What is your experience of teaching?

Name: Oliver Double

Age: 39

Job: Lecturer in drama, Kent University.

Salary: About £30,000

Qualifications: BA (Hons) in drama (Exeter University), PhD (Sheffield University).

Background: I started working as a stand-up comedian as a student and did it professionally for most of the 1990s - the photo is an old publicity shot. I was also part of a touring group of comedians called Red Grape Cabaret, and I ran and compered a comedy club in Sheffield called The Last Laugh. I first became a lecturer at Liverpool John Moores University in 1997 while continuing to do stand-up shows in the evenings. I quit stand-up when I got the job in Kent in 1999.

Hours spent teaching: At least ten hours a week, and it can be as many as 20 hours a week.

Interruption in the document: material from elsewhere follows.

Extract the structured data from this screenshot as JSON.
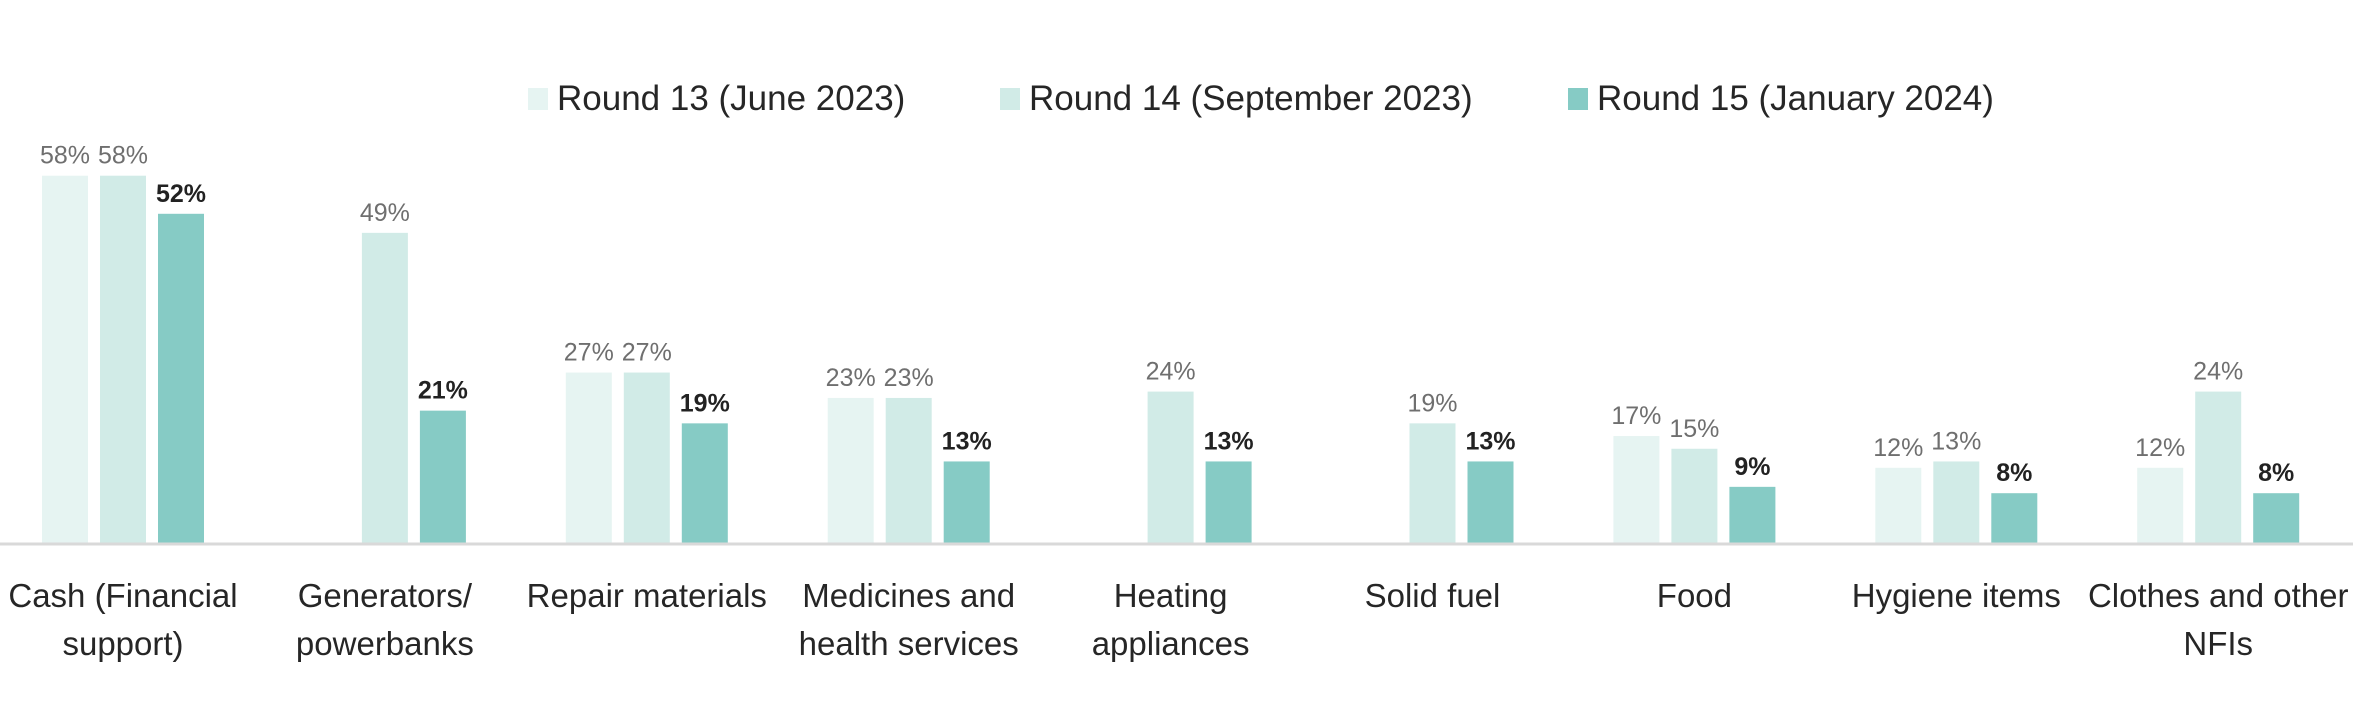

Hours on red tape: Normally about ten hours a week, but I've been doing admissions for the past couple of years, so it can go way over that at busy times, such as clearing.

Hours on research: For the past year, I've been trying to take one day a week during term time. It has meant working ridiculously hard for the rest of the week, and even then I haven't always been able to take a research day. But I'm on study leave at the moment (hooray), working on a book about stand-up comedy.

Teaching bugbear: There's always some new initiative coming down from on high. Normally it means more tedious chores that get in the way of what you're really trying to do. Quality assurance mechanisms only ever seem to have an accidental relationship with real teaching quality, and they're based on bad faith - the underlying assumption is that academics would be incompetent, lazy or corrupt if we weren't forced to be otherwise.

How would you solve it?

I don't know - anarchist revolution?

Worst teaching moment? I was playing a live recording of Max Miller in a seminar. A snooty older lecturer (whom I didn't know) came in from the next room and shouted at me to turn down the volume. Instead of taking her outside and quietly explaining that she was undermining me in front of students, I turned back into a shamefaced teenager who has been told to turn his stereo down and said in cracked, adolescent tones: 'Sorry, mum, I won't do it again, honestly!'

Best moment? Any time a student produces an outstanding piece of work.

My teaching tip? You can't impose learning on students - try to work out what they're trying to do and give them the guidance to achieve it.

Outside interests: Spending time with the wife and kids and playing punk rock mandolin.